それを見つめて、光子郎は同じく顔を染めたまま……、優しく笑う。
――彼女がその後、なんて応えたのか。
…それはひとまず、二人だけの秘め事としておこう。
ただ、太一はこの日話そうとしていた、丈の「青春宣言」について全然語れなかったらしい。…その代わりに何を話したのか。
それもまた二人だけの秘め事だ。
――――昨日の君と、昨日の僕と。
――――今日の君と、今日の僕。
毎日少しずつ変わっていく僕ら。
昨日の僕に贈りたい言葉とか、明日の僕に話したいこととか。
……今日の君に、話しておきたいこととか。
そんなものを抱きしめて、今日もまた一緒に帰ろうか。
振り払われた手のひらも、痛かった手のひらも。
初めて重ねた唇も、相変わらずの苛々も。
全部全部、心の奥に抱きしめて。
きっと明日は、また少しだけ違う今日になる。
恋も愛も知らなかった今日とは違う。
好きと嫌いしか知らなかった昨日とも違う。
――明日も一緒に帰ろうと呟く太一に微笑んで。
――分かってますよと、光子郎は手を強く握った。
END
女の子太一さんです。
女の子太一さん同盟に加入しているというのに、一本もそういう小説がないのは…ないのはどうなのよ! と思って一つ。
アクセス解析見てると、結構…同盟からいらしてる方が…。なので…。
申し訳なくなってしまって…。ハイ…。
実のところ、このお話は以前発行した「からふる・はぴねす」という同人誌に掲載したものです。(※現在は通販停止しています)

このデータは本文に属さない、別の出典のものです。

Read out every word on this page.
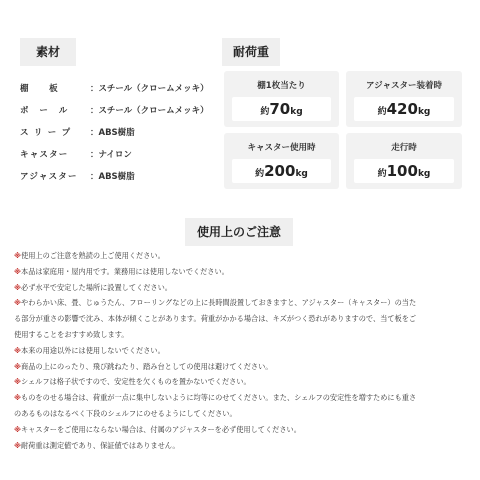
素材
棚　　板	：スチール（クロームメッキ）
ポ　ー　ル	：スチール（クロームメッキ）
ス リ ー プ	：ABS樹脂
キャスター	：ナイロン
アジャスター	：ABS樹脂
耐荷重
棚1枚当たり
約70kg
アジャスター装着時
約420kg
キャスター使用時
約200kg
走行時
約100kg
使用上のご注意
※使用上のご注意を熟読の上ご使用ください。
※本品は家庭用・屋内用です。業務用には使用しないでください。
※必ず水平で安定した場所に設置してください。
※やわらかい床、畳、じゅうたん、フローリングなどの上に長時間設置しておきますと、アジャスター（キャスター）の当た
る部分が重さの影響で沈み、本体が傾くことがあります。荷重がかかる場合は、キズがつく恐れがありますので、当て板をご
使用することをおすすめ致します。
※本来の用途以外には使用しないでください。
※商品の上にのったり、飛び跳ねたり、踏み台としての使用は避けてください。
※シェルフは格子状ですので、安定性を欠くものを置かないでください。
※ものをのせる場合は、荷重が一点に集中しないように均等にのせてください。また、シェルフの安定性を増すためにも重さ
のあるものはなるべく下段のシェルフにのせるようにしてください。
※キャスターをご使用にならない場合は、付属のアジャスターを必ず使用してください。
※耐荷重は測定値であり、保証値ではありません。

基本的に、同人誌に掲載したお話はサイト掲載しないでおこうと思ってたのですが…。
短編集なので、これ以外にも割りとレアというか、奇妙なパラレル小説が二本掲載されてるので、まあ。
これ一本だけだったら勘弁していただけないかなーという独断で、掲載させていただきました。
殆ど手直しは加えてないんですが、やっぱり二年位前の小説なので色々しょっぱいです…。